Today, based on feedback from the public, we’re expanding it – and increasing the number of complaints from about 19,000 to more than 90,000. Here’s what we’re adding data about:
- Mortgage complaints submitted since we started taking mortgage complaints on December 1st, 2011.
- Complaints about bank accounts and services submitted since we started taking them on March 1st, 2012.
- Private student loan complaints submitted since we started taking them on March 1st, 2012.
- Complaints about other consumer loans (for example, if you got a loan to finance your daughter’s braces) submitted since we started taking them on March 1st, 2012.
- More specificity about the product each complaint is about, where provided. For example, instead of just “mortgage,” you can see if the complaint is about a reverse mortgage or a conventional fixed mortgage, etc.
And we’re not satisfied quite yet – more expansions are coming. In the future, we’ll add even more products and improvements to the user experience.
The best part is: You don’t have to wait for us to build what you’d like to see from the data. We’re releasing this data as an API, as well as in CSV, JSON, PDF, RDF, RSS, XLS, XLSX, and XML – and we’d love to see what you can do with it.
From infographics to iPhone apps, we’ve seen people do amazing things with the credit card complaint data that was available before today.
If you think you’ve found something interesting in the consumer complaint data, we want to hear about it.
We encourage the public, including consumers, analysts, data scientists, civic hackers, and companies that serve consumers, to analyze, augment, and build on the information in the database to develop ways for consumers to use the complaint data or mash it up with other public data sets to reveal potential trends.

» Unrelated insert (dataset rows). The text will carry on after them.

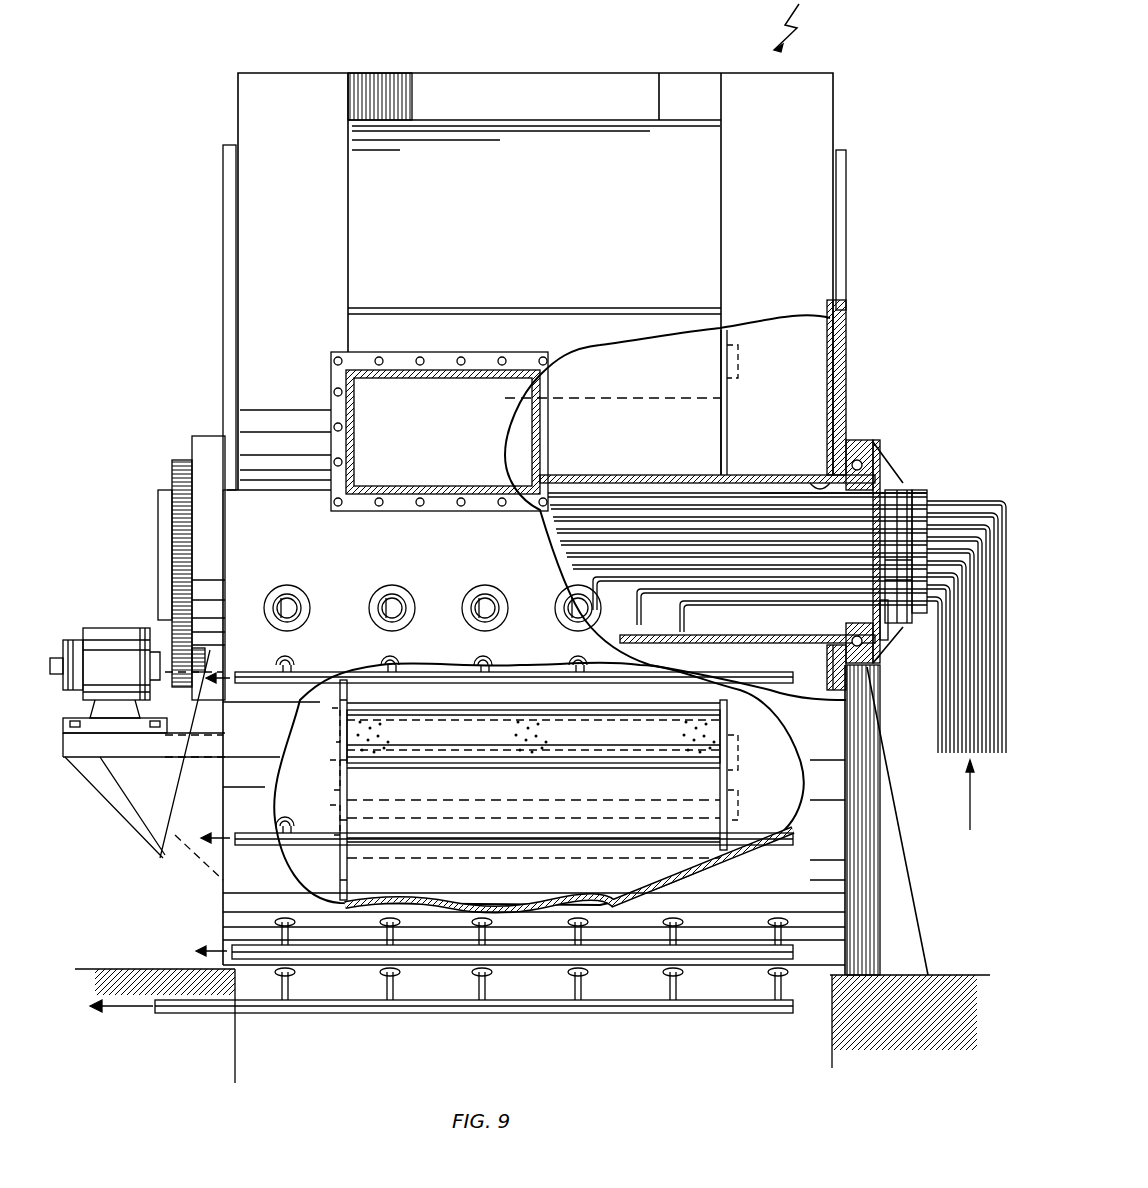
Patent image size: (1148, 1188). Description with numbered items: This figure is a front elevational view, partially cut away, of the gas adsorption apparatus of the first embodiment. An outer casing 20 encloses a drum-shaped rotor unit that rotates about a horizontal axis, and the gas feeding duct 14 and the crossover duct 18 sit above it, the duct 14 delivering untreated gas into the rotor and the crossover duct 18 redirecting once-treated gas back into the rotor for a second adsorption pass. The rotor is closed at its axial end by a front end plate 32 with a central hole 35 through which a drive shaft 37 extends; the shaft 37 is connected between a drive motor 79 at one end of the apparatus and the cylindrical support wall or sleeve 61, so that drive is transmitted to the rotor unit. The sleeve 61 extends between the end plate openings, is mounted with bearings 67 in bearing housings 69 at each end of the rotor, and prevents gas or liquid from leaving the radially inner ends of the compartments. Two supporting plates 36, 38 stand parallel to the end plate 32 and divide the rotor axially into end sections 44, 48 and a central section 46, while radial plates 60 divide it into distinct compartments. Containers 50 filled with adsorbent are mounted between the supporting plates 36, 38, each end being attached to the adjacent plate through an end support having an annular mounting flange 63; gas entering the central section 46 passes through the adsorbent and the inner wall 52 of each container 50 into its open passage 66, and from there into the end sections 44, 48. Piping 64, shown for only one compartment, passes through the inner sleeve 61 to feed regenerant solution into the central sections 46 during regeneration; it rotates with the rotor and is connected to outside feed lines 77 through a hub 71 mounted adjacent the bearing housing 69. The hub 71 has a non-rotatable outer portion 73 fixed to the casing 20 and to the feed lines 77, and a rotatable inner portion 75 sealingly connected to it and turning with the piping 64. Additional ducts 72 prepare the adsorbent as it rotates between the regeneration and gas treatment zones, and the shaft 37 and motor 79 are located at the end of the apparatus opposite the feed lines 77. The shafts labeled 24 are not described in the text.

The gas feeding duct 14 is at (695, 190).
The crossover duct 18 is at (243, 103).
The outer casing 20 is at (222, 320).
The shaft 24 is at (258, 672).
The front end plate 32 is at (845, 320).
The central hole 35 is at (820, 488).
The supporting plate 36 is at (730, 790).
The drive shaft 37 is at (180, 465).
The supporting plate 38 is at (348, 792).
The end section 44 is at (773, 614).
The central section 46 is at (536, 608).
The end section 48 is at (299, 781).
The container 50 is at (650, 402).
The inner wall 52 is at (450, 722).
The radial plate 60 is at (625, 345).
The cylindrical sleeve 61 is at (735, 482).
The annular mounting flange 63 is at (736, 385).
The piping 64 is at (700, 605).
The open passage 66 is at (590, 738).
The bearing 67 is at (860, 448).
The bearing housing 69 is at (880, 445).
The hub 71 is at (900, 490).
The additional duct 72 is at (380, 598).
The non-rotatable outer portion 73 is at (920, 497).
The rotatable inner portion 75 is at (895, 625).
The outside feed lines 77 is at (1000, 732).
The drive motor 79 is at (120, 635).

The Consumer Complaint Database is just another example of our support for an open-data agenda. Our Project Catalyst team also will be using this data to support innovation in the consumer finance space.
Scott Pluta is the Assistant Director for the Office of Consumer Response at the Miss april.
p.s. As an example of what can be done with the data, we gave one of our staff a day to play with it in Microsoft Excel. . Her example only goes to March 22, and as with the database itself, the data hasn’t been normalized, meaning that in many cases apples-to-apples comparisons can’t always be made. For example, companies with more customers could be expected to have more complaints. States with more people, likewise, would be expected to have more complaints.